Book launch for Adeyado Agarau feat. Sarah Ghazal Ali & Erin Sharkey

CST

Milkweed Books
1011 S Washington Avenue
Suite 107
Minneapolis, MN 55415
United States

This event is free and open to the public. RSVPs are encouraged but not required.

(612) 215-2540

Join Milkweed Books as we present Adedayo Agarau’s book launch for his collection, The Years of Blood. Adedayo will read from the book and be joined in conversation with gracious local poets Sarah Ali Ghazal and Erin Sharkey.

 

ABOUT THE BOOK

Winner of the 2023-24 Poetic Justice Institute Editors Prize for a BIPOC Writer

In this unflinching debut collection, Adedayo Agarau confronts the harrowing reality of ritual killings and child abductions that have terrorized Nigeria from the turbulent pre-democratic era to the present day. Set against the backdrop of rural Ibadan, The Years of Blood plunges readers into the depths of collective trauma where “memory forsakes the body at the point where fear fills the body like air.”

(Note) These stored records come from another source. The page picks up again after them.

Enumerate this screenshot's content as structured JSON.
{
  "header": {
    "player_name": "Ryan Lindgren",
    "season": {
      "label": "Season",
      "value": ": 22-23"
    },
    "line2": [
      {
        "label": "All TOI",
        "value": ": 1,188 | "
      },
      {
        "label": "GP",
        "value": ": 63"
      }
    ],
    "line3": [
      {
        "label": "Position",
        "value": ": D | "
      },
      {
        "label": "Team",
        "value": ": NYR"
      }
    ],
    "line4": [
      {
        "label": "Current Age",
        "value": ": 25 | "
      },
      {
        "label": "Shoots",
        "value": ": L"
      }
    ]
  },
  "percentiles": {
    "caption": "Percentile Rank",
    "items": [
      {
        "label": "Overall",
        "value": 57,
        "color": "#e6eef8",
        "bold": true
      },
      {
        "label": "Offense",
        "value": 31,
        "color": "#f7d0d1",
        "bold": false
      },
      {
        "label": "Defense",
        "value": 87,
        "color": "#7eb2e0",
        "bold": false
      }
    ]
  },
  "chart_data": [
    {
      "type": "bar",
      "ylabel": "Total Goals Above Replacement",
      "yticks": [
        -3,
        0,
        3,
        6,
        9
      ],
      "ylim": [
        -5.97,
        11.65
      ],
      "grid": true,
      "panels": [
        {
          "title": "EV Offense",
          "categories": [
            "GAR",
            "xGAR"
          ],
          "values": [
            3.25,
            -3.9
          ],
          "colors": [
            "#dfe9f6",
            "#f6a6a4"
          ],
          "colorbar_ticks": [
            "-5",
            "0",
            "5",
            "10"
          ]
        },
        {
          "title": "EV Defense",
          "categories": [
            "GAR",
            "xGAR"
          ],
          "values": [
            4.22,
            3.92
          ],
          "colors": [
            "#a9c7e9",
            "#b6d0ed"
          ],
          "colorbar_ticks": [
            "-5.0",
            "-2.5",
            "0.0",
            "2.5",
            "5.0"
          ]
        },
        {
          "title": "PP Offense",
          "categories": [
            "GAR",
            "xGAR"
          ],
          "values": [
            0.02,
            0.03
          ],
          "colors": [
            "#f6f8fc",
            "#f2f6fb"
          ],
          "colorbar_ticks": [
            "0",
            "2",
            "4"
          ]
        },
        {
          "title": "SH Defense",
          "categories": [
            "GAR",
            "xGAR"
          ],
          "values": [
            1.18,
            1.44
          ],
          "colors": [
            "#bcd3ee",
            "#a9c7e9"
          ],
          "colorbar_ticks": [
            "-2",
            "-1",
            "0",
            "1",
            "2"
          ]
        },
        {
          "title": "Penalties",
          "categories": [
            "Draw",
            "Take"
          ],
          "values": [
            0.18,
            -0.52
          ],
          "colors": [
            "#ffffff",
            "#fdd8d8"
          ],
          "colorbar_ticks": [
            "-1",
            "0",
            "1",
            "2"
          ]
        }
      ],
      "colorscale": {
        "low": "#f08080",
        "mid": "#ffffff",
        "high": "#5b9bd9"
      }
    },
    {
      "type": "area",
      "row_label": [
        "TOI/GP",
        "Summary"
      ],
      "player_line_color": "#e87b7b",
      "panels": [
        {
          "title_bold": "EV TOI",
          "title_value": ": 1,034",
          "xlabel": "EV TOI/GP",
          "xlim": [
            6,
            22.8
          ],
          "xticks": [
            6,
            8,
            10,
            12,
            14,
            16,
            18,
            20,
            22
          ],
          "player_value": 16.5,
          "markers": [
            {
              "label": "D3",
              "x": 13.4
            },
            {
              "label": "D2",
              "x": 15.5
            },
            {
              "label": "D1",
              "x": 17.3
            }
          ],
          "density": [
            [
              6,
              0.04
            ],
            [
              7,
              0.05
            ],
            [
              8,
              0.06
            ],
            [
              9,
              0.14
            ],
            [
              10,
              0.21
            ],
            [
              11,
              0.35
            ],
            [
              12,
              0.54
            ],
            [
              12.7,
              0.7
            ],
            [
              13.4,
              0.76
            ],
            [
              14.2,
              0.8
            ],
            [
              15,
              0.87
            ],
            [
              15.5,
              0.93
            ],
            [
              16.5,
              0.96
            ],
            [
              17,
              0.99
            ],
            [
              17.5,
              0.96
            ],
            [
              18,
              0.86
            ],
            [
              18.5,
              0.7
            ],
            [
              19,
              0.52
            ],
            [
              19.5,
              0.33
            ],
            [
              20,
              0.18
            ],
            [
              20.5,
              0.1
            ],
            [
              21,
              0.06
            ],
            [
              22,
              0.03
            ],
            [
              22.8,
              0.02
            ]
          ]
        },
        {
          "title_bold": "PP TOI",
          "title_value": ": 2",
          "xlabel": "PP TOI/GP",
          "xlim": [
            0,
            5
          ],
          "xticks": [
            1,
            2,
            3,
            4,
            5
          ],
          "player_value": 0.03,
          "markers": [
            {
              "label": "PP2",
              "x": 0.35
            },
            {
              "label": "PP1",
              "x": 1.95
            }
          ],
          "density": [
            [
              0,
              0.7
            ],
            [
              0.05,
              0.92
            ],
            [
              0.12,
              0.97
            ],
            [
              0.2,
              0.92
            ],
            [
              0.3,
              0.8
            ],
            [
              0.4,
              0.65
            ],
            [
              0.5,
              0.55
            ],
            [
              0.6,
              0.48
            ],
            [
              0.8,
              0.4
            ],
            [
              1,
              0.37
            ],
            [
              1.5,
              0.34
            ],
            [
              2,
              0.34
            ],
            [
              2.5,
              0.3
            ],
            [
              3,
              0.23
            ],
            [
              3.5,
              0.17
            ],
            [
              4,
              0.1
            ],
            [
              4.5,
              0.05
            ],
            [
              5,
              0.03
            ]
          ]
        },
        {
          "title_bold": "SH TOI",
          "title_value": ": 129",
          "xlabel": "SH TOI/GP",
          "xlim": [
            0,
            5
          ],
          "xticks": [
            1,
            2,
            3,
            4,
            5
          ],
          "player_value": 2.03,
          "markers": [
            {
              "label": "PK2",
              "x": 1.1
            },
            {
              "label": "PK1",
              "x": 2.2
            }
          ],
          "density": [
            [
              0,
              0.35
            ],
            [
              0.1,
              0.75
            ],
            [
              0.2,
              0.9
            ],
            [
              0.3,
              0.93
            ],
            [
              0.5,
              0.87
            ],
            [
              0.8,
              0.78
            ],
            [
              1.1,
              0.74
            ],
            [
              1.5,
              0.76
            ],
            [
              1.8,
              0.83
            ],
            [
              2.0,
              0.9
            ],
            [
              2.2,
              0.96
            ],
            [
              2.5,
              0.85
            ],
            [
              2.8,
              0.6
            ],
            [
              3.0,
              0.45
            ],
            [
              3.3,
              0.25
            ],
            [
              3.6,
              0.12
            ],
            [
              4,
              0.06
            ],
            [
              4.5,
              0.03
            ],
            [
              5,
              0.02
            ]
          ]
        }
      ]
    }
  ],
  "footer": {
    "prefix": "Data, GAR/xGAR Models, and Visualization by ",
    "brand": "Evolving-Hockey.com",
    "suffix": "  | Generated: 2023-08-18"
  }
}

These poems bear witness to unspeakable atrocities through dreamlike landscapes and surreal imagery that resist rational explanation. Memory is as vital as it is ungraspable. As the painful poem “the abduction” puts it, “memory forsakes the body at the point where fear fills the body like air.” Or, in “Lilac,” where “the debris of memory / becomes the fog before you.” Agarau’s lyrical language—at once rich and broken—captures both the violence witnessed and the guilt of survival through repetitions of words, phrases, and motifs.

As both survivor and émigré to the US, Agarau explores “the weight of disappearance [that] hangs heavy over memory,” the ongoing trauma that cannot be shed, and the search for healing across continents. His poems attempt to wrest language out of terror’s domain, asking: “How many ways can the poet craft an elegy?”

Above and beyond its art, The Years of Blood is essential reading for those interested in African literature, postcolonial studies, and the intersection of personal and political history and global literature. In its unyielding approach to its subject matter, this volume is a crucial interlocutor to conversations on trauma, grief, loss, absence, migration, loneliness, and African spiritualism.

 

ABOUT THE WRITERS

ADEDAYO AGARAU is a Wallace Stegner Fellow ’25, a Cave Canem Fellow, and a 2024 Ruth Lilly- Rosenberg Fellowship finalist. He is the Editor-in-Chief of Agbowó Magazine: A Journal of African Literature and Art and a Poetry Reviews Editor for The Rumpus. He is the author of the chapbooks Origin of Name and The Arrival of Rain. For more information, visit http://www.adedayoagarau.com/.

SARAH GHAZAL ALI is the author of Theophanies (Alice James Books, 2024), winner of the GLCA New Writers Award and a finalist for the Kate Tufts Discovery Award and Minnesota Book Award.​​ Her work has appeared in The American Poetry Review, The Kenyon Review, the Academy of American Poets’ Poem-a-Day series, and elsewhere. A Stadler and Kundiman Fellow, Sarah is the poetry editor for West Branch and an Assistant Professor of English at Macalester College.

ERIN SHARKEY is a writer, arts and abolition organizer, cultural worker, and film producer based in Minneapolis. She is the cofounder, with Junauda Petrus, of an experimental arts collective called Free Black Dirt and is the producer of film projects including Sweetness of Wild, an episodic web film project, and Small Business Revolution (Hulu), which explored challenges and opportunities for Black-owned businesses in the Twin Cities in the summer of 2021. Sharkey has received fellowships and residencies from the Loft Mentor Series, VONA/Voices, the Givens Foundation, Coffee House Press, the Bell Museum of Natural History, and the Jerome Foundation. In 2021, Sharkey was awarded the Black Seed Fellowship from Black Visions and the Headwaters Foundation. She has an MFA in creative writing from Hamline University and teaches with the Minnesota Prison Writing Workshop.